Thursday, February 13, 2014

NECAP Quickies

See also:

  • The most important number is that for the second year in a row, Deborah Gist's RIDE met only one of her 33 "Performance Measures and Goals" for the state. This year the number "nearly" meeting the goal (within 2%) went from 1 to zero. Performance in 14 of the measures declined. These goals were always unrealistic, so it is sort of unfair to hold RIDE to them, but the confidence with which the goals were issued was an important rhetorical club for reformers, so they don't get a pass now.
  • The one goal they did meet comfortably both years, this year by 14.3%, was for graduates enrolled in college gaining a year of college credit within two years of graduation. Of kids getting into an "institution of higher learning," apparently 82.6% are "college and career ready" right now. This suggests that all the rhetoric about college readiness distorts the true situation -- kids getting all the way to college and flunking out is not the crux of our problems.
  • Providence's high schools seem to be recovering from the horrific Brady-era slump. Updating my personal benchmark of number of neighborhood high schools with over 50% in reading:

    • 2008: 3/8
    • 2009: 5/9
    • 2010: 4/8
    • 2011: 1/8
    • 2012: 1/8
    • 2013: 5/7

    Yeah, cutscores are bogus, but my sense is that getting more than half the kids roughly on grade level constitutes a palpable shift in a school.

    The Brady administration did great harm to Providence's high schools -- this confirms it.

  • The one high-performing neighborhood high school not destroyed by Tom Brady, Deborah Gist and their minions, E-Cubed, continues to demonstrate the potential staying power of the small schools model, with 73% proficiency in reading. Wouldn't it have been nice if we could have counted on four schools in that range every year for the past half-decade?
  • I wish RIDE could decide how many schools Blackstone Valley Prep is. They're still reporting it as one elementary and one middle school. That is, they don't seem to be releasing school level data consistently from BVP.
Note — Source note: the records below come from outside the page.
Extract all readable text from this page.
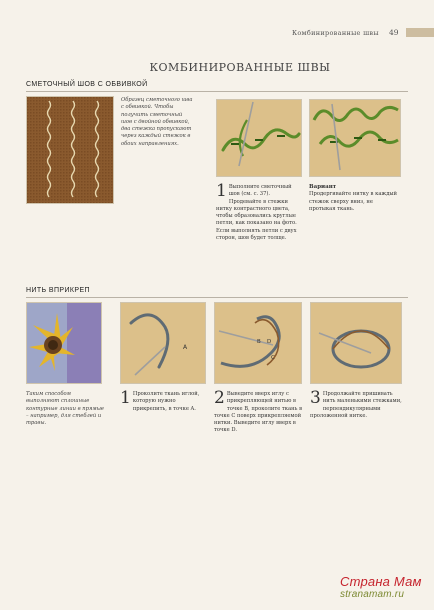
Комбинированные швы 49
КОМБИНИРОВАННЫЕ ШВЫ
СМЕТОЧНЫЙ ШОВ С ОБВИВКОЙ
Образец сметочного шва с обвивкой. Чтобы получить сметочный шов с двойной обвивкой, два стежка пропускают через каждый стежок в обоих направлениях.
1 Выполните сметочный шов (см. с. 37). Продевайте в стежки нитку контрастного цвета, чтобы образовались круглые петли, как показано на фото. Если выполнять петли с двух сторон, шов будет толще.
Вариант
Продергивайте нитку в каждый стежок сверху вниз, не протыкая ткань.
НИТЬ ВПРИКРЕП
Таким способом выполняют сплошные контурные линии в прямые – например, для стеблей и травы.
A
B D
C
1 Проколите ткань иглой, которую нужно прикрепить, в точке A.
2 Выведите вверх иглу с прикрепляющей нитью в точке B, проколите ткань в точке C поверх прикрепляемой нитки. Выведите иглу вверх в точке D.
3 Продолжайте пришивать нить маленькими стежками, перпендикулярными проложенной нитке.
Страна Мам
stranamam.ru
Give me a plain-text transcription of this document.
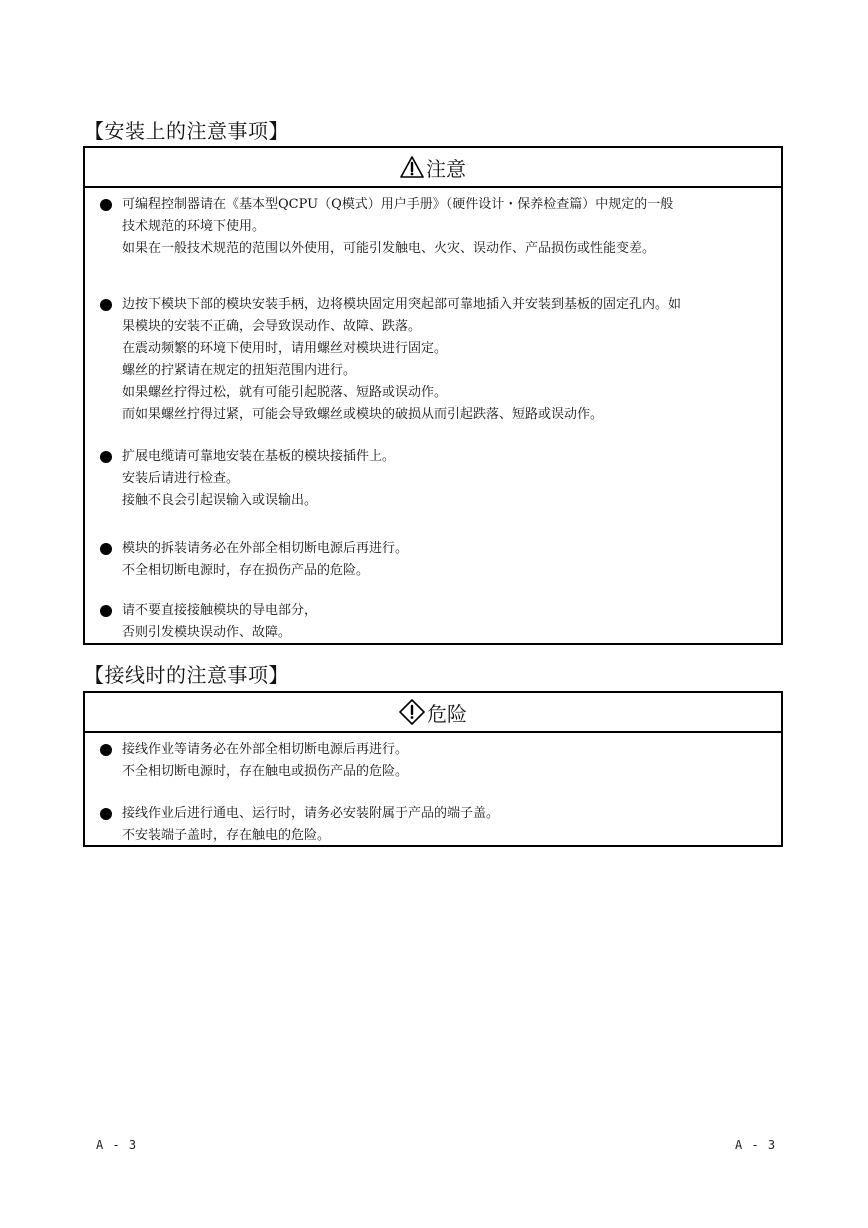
【安装上的注意事项】
注意

可编程控制器请在《基本型QCPU（Q模式）用户手册》（硬件设计・保养检查篇）中规定的一般

技术规范的环境下使用。

如果在一般技术规范的范围以外使用，可能引发触电、火灾、误动作、产品损伤或性能变差。

边按下模块下部的模块安装手柄，边将模块固定用突起部可靠地插入并安装到基板的固定孔内。如

果模块的安装不正确，会导致误动作、故障、跌落。

在震动频繁的环境下使用时，请用螺丝对模块进行固定。

螺丝的拧紧请在规定的扭矩范围内进行。

如果螺丝拧得过松，就有可能引起脱落、短路或误动作。

而如果螺丝拧得过紧，可能会导致螺丝或模块的破损从而引起跌落、短路或误动作。

扩展电缆请可靠地安装在基板的模块接插件上。

安装后请进行检查。

接触不良会引起误输入或误输出。

模块的拆装请务必在外部全相切断电源后再进行。

不全相切断电源时，存在损伤产品的危险。

请不要直接接触模块的导电部分，

否则引发模块误动作、故障。

【接线时的注意事项】
危险

接线作业等请务必在外部全相切断电源后再进行。

不全相切断电源时，存在触电或损伤产品的危险。

接线作业后进行通电、运行时，请务必安装附属于产品的端子盖。

不安装端子盖时，存在触电的危险。

A - 3	A - 3
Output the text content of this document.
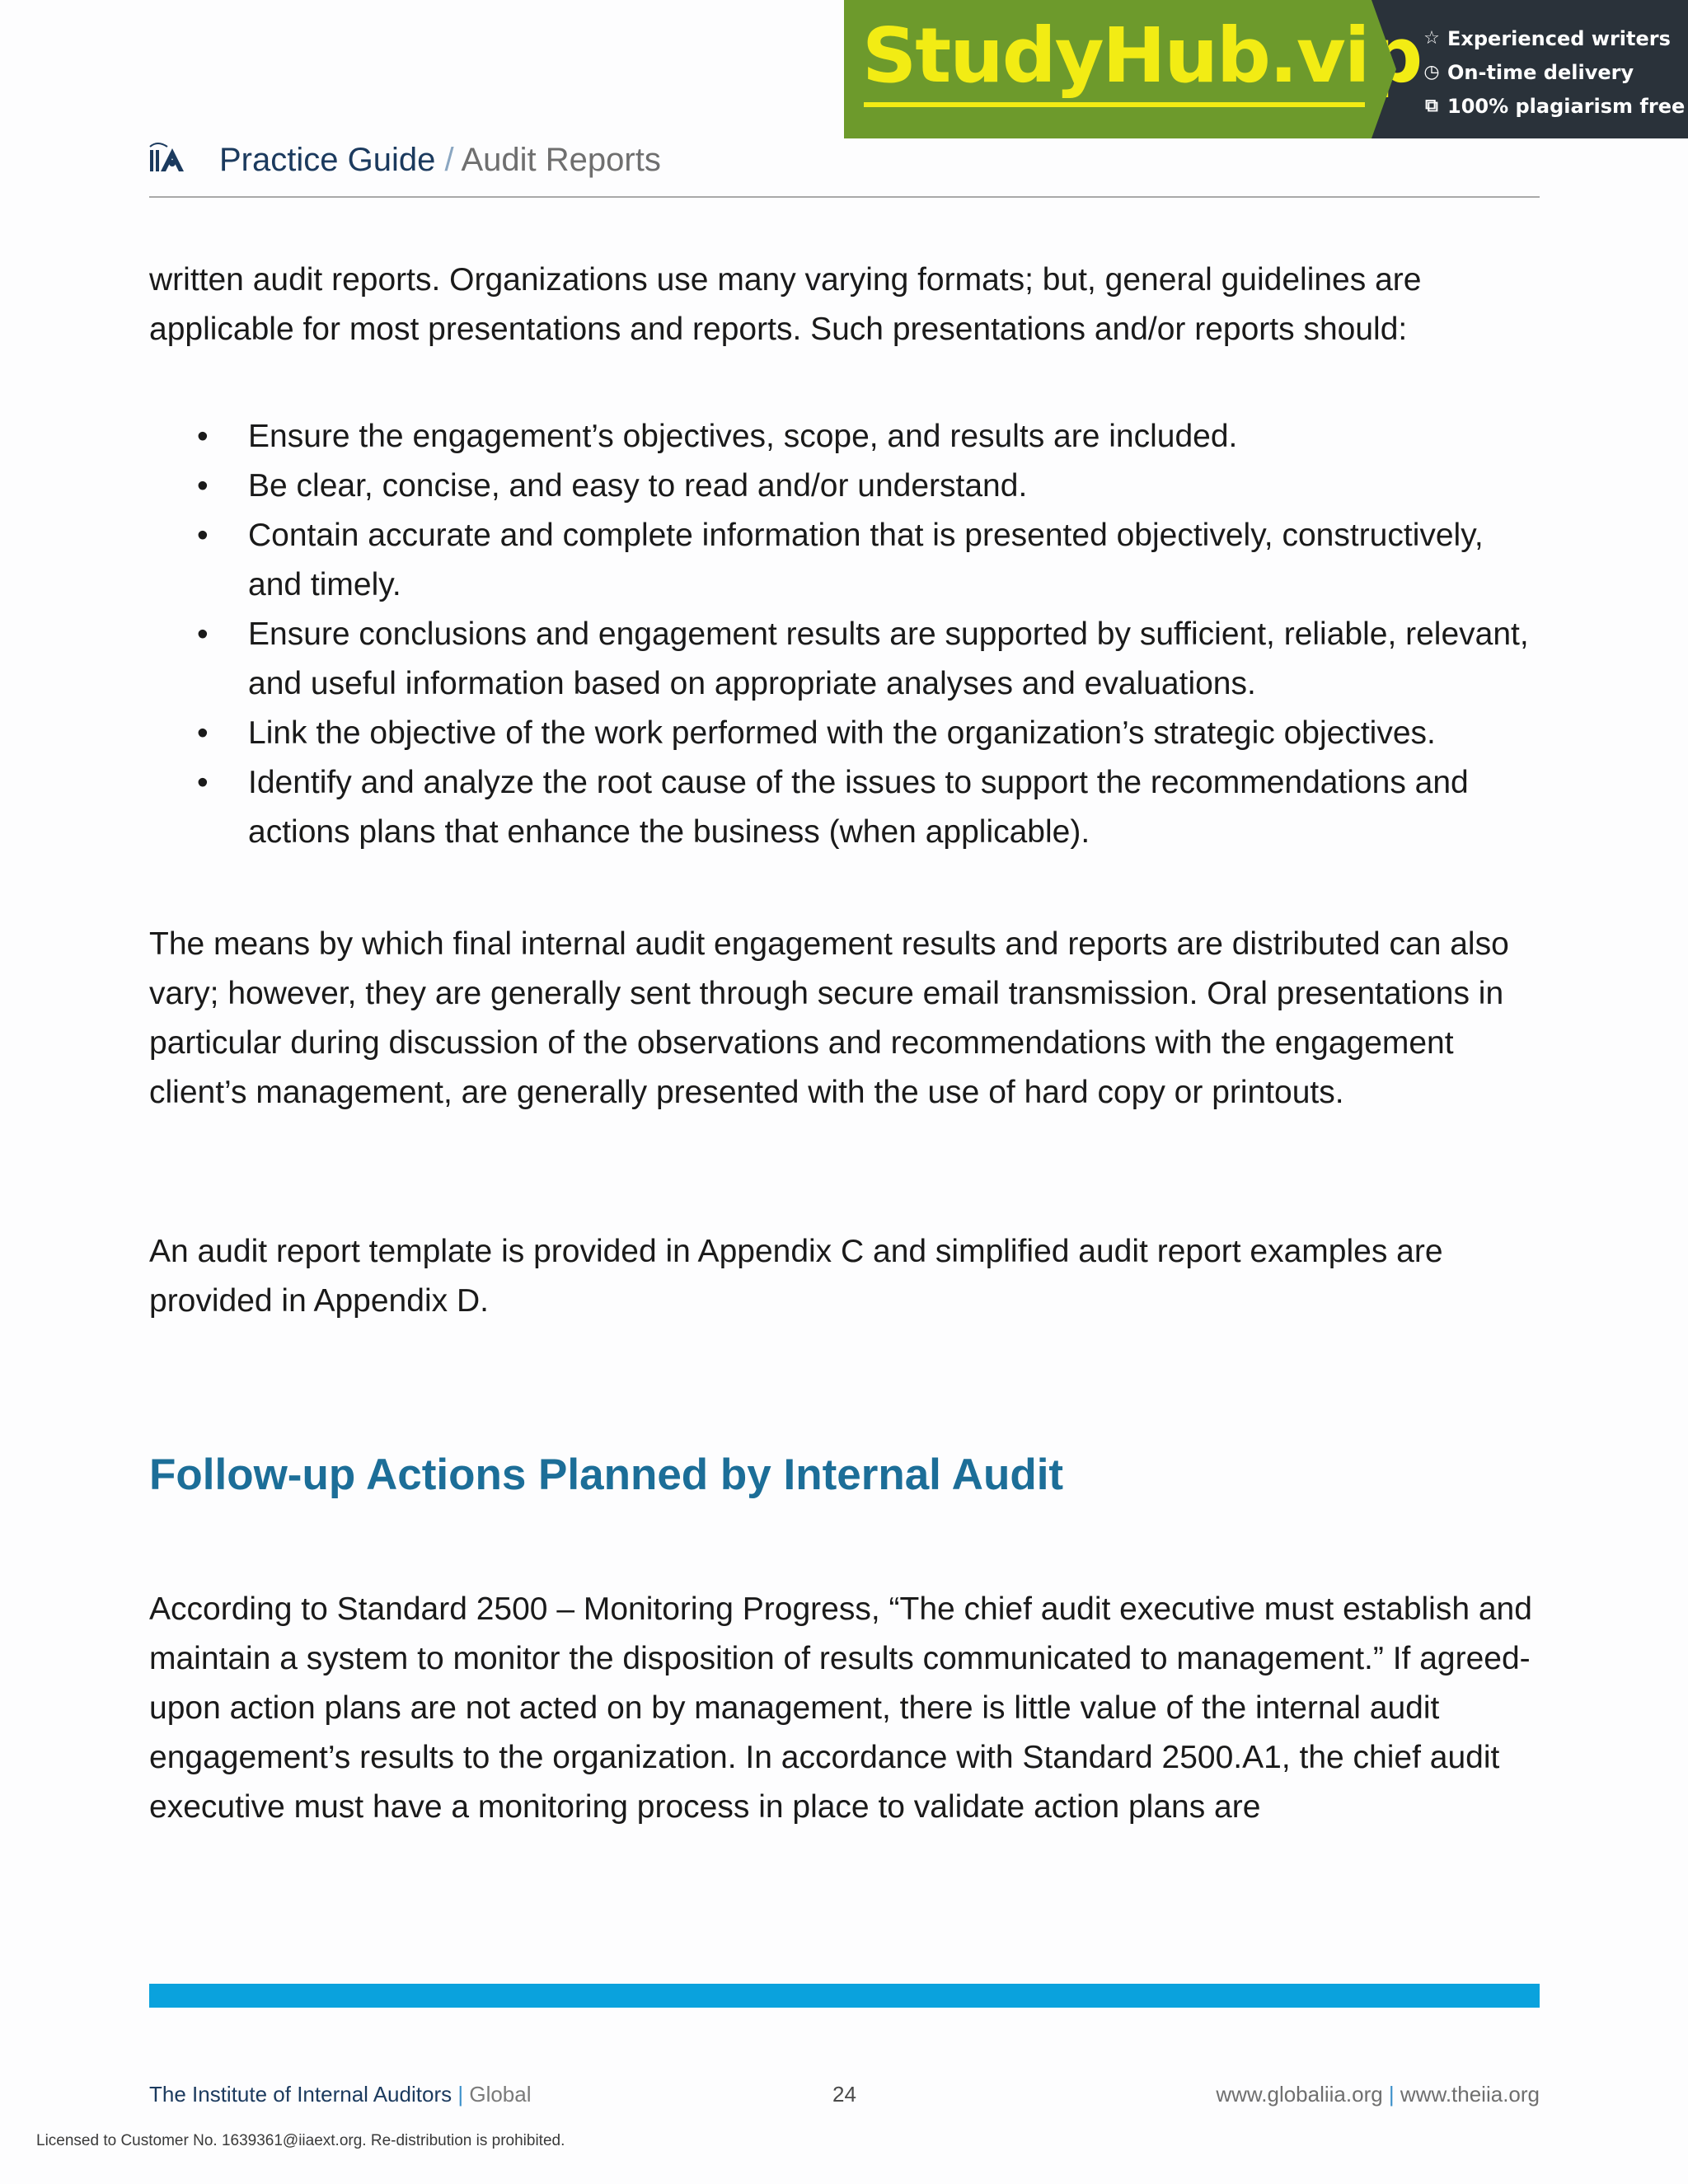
StudyHub.vip ☆ Experienced writers
◷ On-time delivery
⧉ 100% plagiarism free
Practice Guide / Audit Reports

written audit reports. Organizations use many varying formats; but, general guidelines are applicable for most presentations and reports. Such presentations and/or reports should:

• Ensure the engagement’s objectives, scope, and results are included.
• Be clear, concise, and easy to read and/or understand.
• Contain accurate and complete information that is presented objectively, constructively, and timely.
• Ensure conclusions and engagement results are supported by sufficient, reliable, relevant, and useful information based on appropriate analyses and evaluations.
• Link the objective of the work performed with the organization’s strategic objectives.
• Identify and analyze the root cause of the issues to support the recommendations and actions plans that enhance the business (when applicable).

The means by which final internal audit engagement results and reports are distributed can also vary; however, they are generally sent through secure email transmission. Oral presentations in particular during discussion of the observations and recommendations with the engagement client’s management, are generally presented with the use of hard copy or printouts.

An audit report template is provided in Appendix C and simplified audit report examples are provided in Appendix D.

Follow-up Actions Planned by Internal Audit

According to Standard 2500 – Monitoring Progress, “The chief audit executive must establish and maintain a system to monitor the disposition of results communicated to management.” If agreed-upon action plans are not acted on by management, there is little value of the internal audit engagement’s results to the organization. In accordance with Standard 2500.A1, the chief audit executive must have a monitoring process in place to validate action plans are

The Institute of Internal Auditors | Global	24	www.globaliia.org | www.theiia.org
Licensed to Customer No. 1639361@iiaext.org. Re-distribution is prohibited.
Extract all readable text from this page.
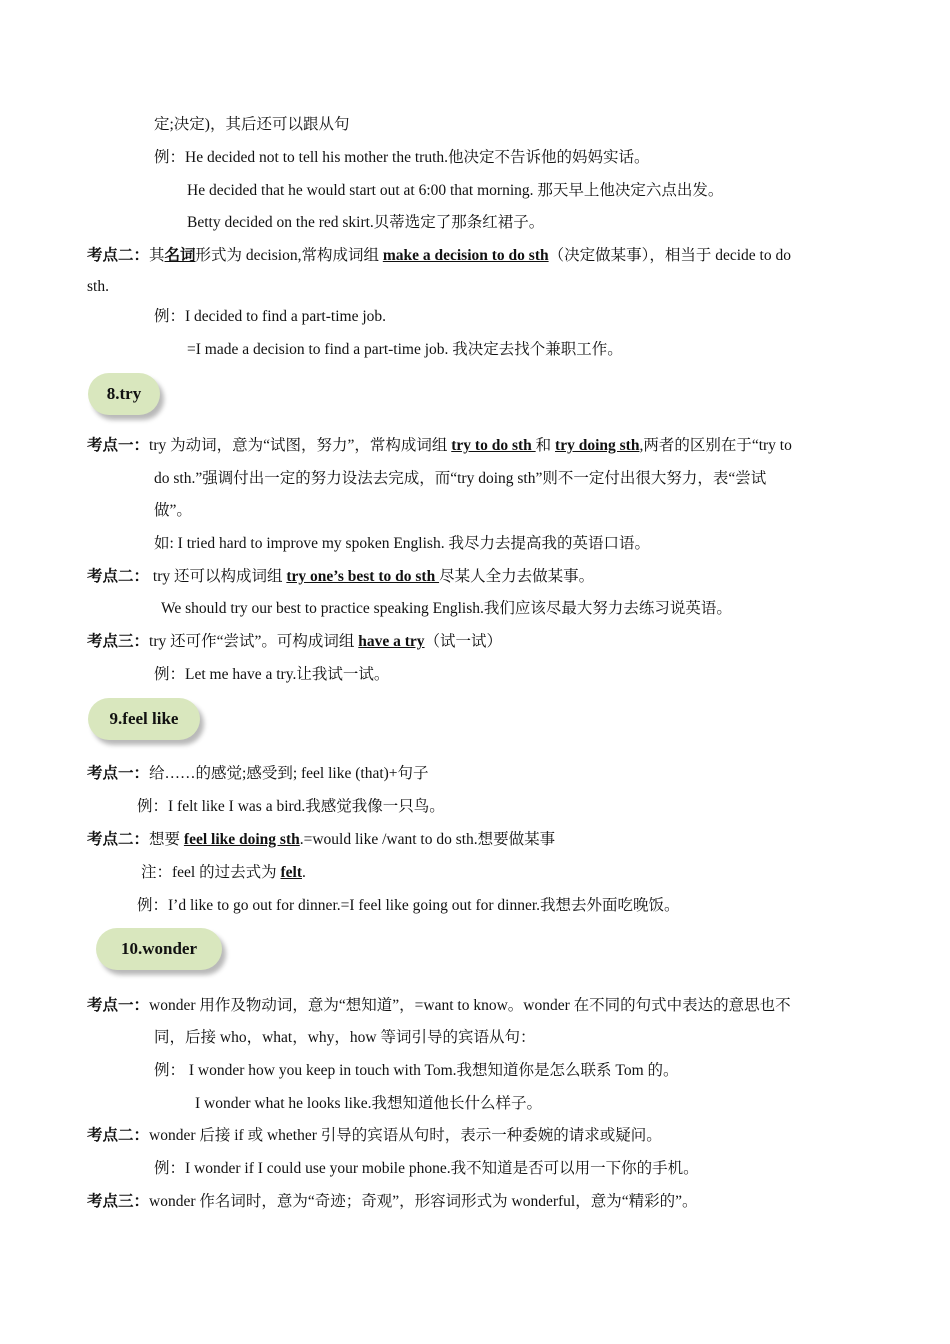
定;决定)，其后还可以跟从句
例：He decided not to tell his mother the truth.他决定不告诉他的妈妈实话。
He decided that he would start out at 6:00 that morning. 那天早上他决定六点出发。
Betty decided on the red skirt.贝蒂选定了那条红裙子。
考点二：其名词形式为 decision,常构成词组 make a decision to do sth（决定做某事），相当于 decide to do
sth.
例：I decided to find a part-time job.
=I made a decision to find a part-time job. 我决定去找个兼职工作。
8.try
考点一：try 为动词，意为“试图，努力”，常构成词组 try to do sth 和 try doing sth,两者的区别在于“try to
do sth.”强调付出一定的努力设法去完成，而“try doing sth”则不一定付出很大努力，表“尝试
做”。
如: I tried hard to improve my spoken English. 我尽力去提高我的英语口语。
考点二： try 还可以构成词组 try one’s best to do sth 尽某人全力去做某事。
We should try our best to practice speaking English.我们应该尽最大努力去练习说英语。
考点三：try 还可作“尝试”。可构成词组 have a try（试一试）
例：Let me have a try.让我试一试。
9.feel like
考点一：给……的感觉;感受到; feel like (that)+句子
例：I felt like I was a bird.我感觉我像一只鸟。
考点二：想要 feel like doing sth.=would like /want to do sth.想要做某事
注：feel 的过去式为 felt.
例：I’d like to go out for dinner.=I feel like going out for dinner.我想去外面吃晚饭。
10.wonder
考点一：wonder 用作及物动词，意为“想知道”，=want to know。wonder 在不同的句式中表达的意思也不
同，后接 who，what，why，how 等词引导的宾语从句：
例： I wonder how you keep in touch with Tom.我想知道你是怎么联系 Tom 的。
I wonder what he looks like.我想知道他长什么样子。
考点二：wonder 后接 if 或 whether 引导的宾语从句时，表示一种委婉的请求或疑问。
例：I wonder if I could use your mobile phone.我不知道是否可以用一下你的手机。
考点三：wonder 作名词时，意为“奇迹；奇观”，形容词形式为 wonderful，意为“精彩的”。
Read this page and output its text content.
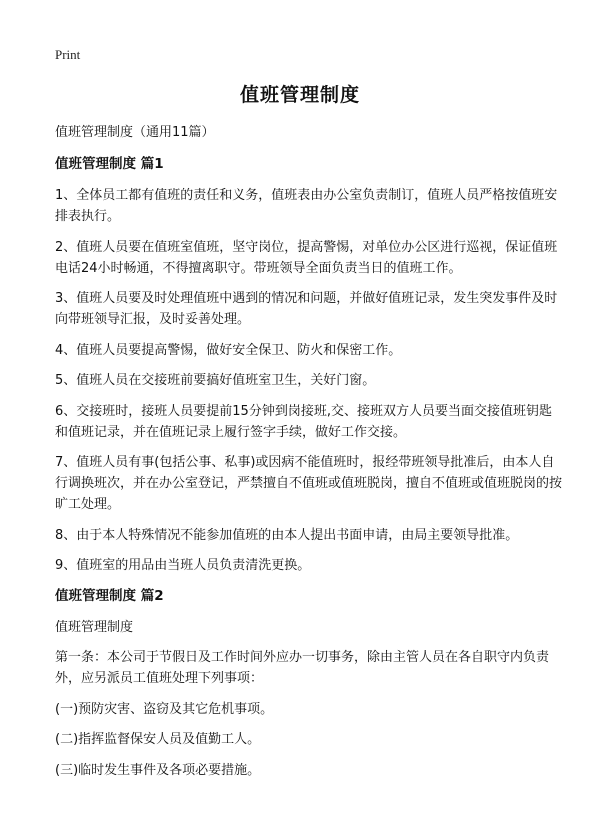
Print
值班管理制度

值班管理制度（通用11篇）

值班管理制度 篇1

1、全体员工都有值班的责任和义务，值班表由办公室负责制订，值班人员严格按值班安排表执行。

2、值班人员要在值班室值班，坚守岗位，提高警惕，对单位办公区进行巡视，保证值班电话24小时畅通，不得擅离职守。带班领导全面负责当日的值班工作。

3、值班人员要及时处理值班中遇到的情况和问题，并做好值班记录，发生突发事件及时向带班领导汇报，及时妥善处理。

4、值班人员要提高警惕，做好安全保卫、防火和保密工作。

5、值班人员在交接班前要搞好值班室卫生，关好门窗。

6、交接班时，接班人员要提前15分钟到岗接班,交、接班双方人员要当面交接值班钥匙和值班记录，并在值班记录上履行签字手续，做好工作交接。

7、值班人员有事(包括公事、私事)或因病不能值班时，报经带班领导批准后，由本人自行调换班次，并在办公室登记，严禁擅自不值班或值班脱岗，擅自不值班或值班脱岗的按旷工处理。

8、由于本人特殊情况不能参加值班的由本人提出书面申请，由局主要领导批准。

9、值班室的用品由当班人员负责清洗更换。

值班管理制度 篇2

值班管理制度

第一条：本公司于节假日及工作时间外应办一切事务，除由主管人员在各自职守内负责外，应另派员工值班处理下列事项：

(一)预防灾害、盗窃及其它危机事项。

(二)指挥监督保安人员及值勤工人。

(三)临时发生事件及各项必要措施。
Wednesday, February 05, 2014

Why Isn't Sandra Fluke Running Against...

...Bill Shuster?

Time to turn Central PA BLUE!

Nobody Knows How to Raise NECAP Math Scores

I've got a new post over at RI Future.

One side note -- North Providence did see a 19% jump in students scoring higher than "1" on the 11th grade math NECAP, and we don't have the demographic breakdowns yet, but the interesting thing about their scores last year was that whites, males, and not economically disadvantaged students all underperformed in North Providence last year compared to their peers statewide, while low-income, female and minority students all outperformed their peers. I suspect that some complacent white guys were scared straight by the graduation requirements, but it took a weird demographic situation to cause that to result in a clear test score gain.

What Do the Providence Grays have to do with Black History Month?

Peter Morris and Stefan Fatsis:

So where does that leave William Edward White? Baseball pioneer or baseball footnote? When he trotted out to first base at Messer Street Grounds in Providence, White may have been the only person who knew that a black man was playing in the big leagues. And even that assumes White thought about the fact that he was black, or even partly black. In the racially bifurcated America of the times, “you were black or you were white,” Hobbs says. If no one else knew—if society couldn’t respond and react—it’s reasonable to question whether White should be recognized as the first African-American major-leaguer.